Second, foreign governments will have a hard time deciding which groups they will back, especially when a lot of those groups practice jihadism. While virtually every group in Libya can agree to rid the country of the Islamic State, they cannot agree on the status of al Qaeda-aligned groups such as Ansar al-Sharia, the Mujahideen Shura Council in Darnah and the Benghazi Revolutionaries Shura Council. Granted, these groups have been effective in combating the Islamic State, but the West will nonetheless have a hard time justifying arming and training them. As conflicts in Syria and Afghanistan show, however, arming, training and funding these kinds of groups is, to a degree, inevitable. Backing any group or groups will be an even more daunting task considering Hifter's intransigent view on virtually all Islamist militias. In turn, the political entities these militias back could be forced to withdraw their support from the unity government.
Last, a foreign military operation against the Islamic State will damage Libya's oil and natural gas sector — the government's sole reliable source of revenue.
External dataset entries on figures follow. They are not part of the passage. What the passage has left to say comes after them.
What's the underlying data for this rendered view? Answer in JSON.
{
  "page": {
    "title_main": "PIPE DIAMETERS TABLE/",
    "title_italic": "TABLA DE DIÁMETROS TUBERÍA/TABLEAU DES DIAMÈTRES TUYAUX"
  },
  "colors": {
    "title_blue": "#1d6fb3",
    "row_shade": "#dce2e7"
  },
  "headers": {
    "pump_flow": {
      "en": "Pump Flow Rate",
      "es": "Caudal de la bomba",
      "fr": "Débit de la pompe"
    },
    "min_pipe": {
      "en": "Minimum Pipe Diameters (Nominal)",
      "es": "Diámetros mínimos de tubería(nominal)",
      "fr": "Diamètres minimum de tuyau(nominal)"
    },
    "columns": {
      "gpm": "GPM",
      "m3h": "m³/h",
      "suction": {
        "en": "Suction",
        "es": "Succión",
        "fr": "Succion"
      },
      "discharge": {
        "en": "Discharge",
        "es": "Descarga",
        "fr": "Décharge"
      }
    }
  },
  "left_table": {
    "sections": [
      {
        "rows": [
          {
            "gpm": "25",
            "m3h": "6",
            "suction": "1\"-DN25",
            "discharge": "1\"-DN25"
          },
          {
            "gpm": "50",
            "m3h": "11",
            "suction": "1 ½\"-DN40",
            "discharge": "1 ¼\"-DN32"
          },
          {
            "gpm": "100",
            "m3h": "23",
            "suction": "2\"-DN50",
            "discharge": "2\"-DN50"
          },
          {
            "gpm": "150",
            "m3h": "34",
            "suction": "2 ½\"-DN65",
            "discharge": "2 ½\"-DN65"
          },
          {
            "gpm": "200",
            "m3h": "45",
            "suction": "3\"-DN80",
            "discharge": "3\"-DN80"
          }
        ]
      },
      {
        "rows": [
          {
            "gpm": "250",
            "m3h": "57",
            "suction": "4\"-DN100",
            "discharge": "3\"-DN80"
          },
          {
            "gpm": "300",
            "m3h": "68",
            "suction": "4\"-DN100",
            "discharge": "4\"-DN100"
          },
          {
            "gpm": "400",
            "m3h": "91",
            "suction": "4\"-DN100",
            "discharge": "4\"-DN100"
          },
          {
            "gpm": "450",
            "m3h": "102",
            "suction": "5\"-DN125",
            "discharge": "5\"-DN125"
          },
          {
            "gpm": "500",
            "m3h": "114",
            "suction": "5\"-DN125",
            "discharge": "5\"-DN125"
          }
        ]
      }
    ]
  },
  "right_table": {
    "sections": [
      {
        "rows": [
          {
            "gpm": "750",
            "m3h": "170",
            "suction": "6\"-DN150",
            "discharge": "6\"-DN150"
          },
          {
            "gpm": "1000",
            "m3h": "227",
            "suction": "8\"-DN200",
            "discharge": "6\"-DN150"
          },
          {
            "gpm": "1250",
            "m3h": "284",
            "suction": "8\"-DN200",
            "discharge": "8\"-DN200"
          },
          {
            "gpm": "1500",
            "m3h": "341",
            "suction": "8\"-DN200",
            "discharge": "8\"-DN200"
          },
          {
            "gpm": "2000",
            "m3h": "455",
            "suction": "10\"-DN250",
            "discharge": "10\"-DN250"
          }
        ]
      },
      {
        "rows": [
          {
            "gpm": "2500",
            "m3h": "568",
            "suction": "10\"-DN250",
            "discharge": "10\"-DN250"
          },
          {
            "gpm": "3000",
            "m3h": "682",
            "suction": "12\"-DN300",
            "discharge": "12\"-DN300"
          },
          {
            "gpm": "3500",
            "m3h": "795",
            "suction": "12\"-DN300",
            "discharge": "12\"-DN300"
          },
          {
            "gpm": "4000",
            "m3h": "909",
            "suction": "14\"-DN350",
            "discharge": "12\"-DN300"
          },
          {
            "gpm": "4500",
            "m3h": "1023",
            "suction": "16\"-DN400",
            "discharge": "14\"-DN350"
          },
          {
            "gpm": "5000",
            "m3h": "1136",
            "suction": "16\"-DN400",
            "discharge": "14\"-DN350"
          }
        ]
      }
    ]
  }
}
To realize its hydrocarbons potential, Libya needs strong, functional institutions such as major national oil companies and the Central Bank of Libya, and their survival depends largely on the security forces that protect them, namely the Petroleum Facilities Guard. But that introduces the very problem international coalition members want to avoid: inciting a conflict between rival powers.
The prospects of success, even within the narrow parameters of the impending intervention, seem low.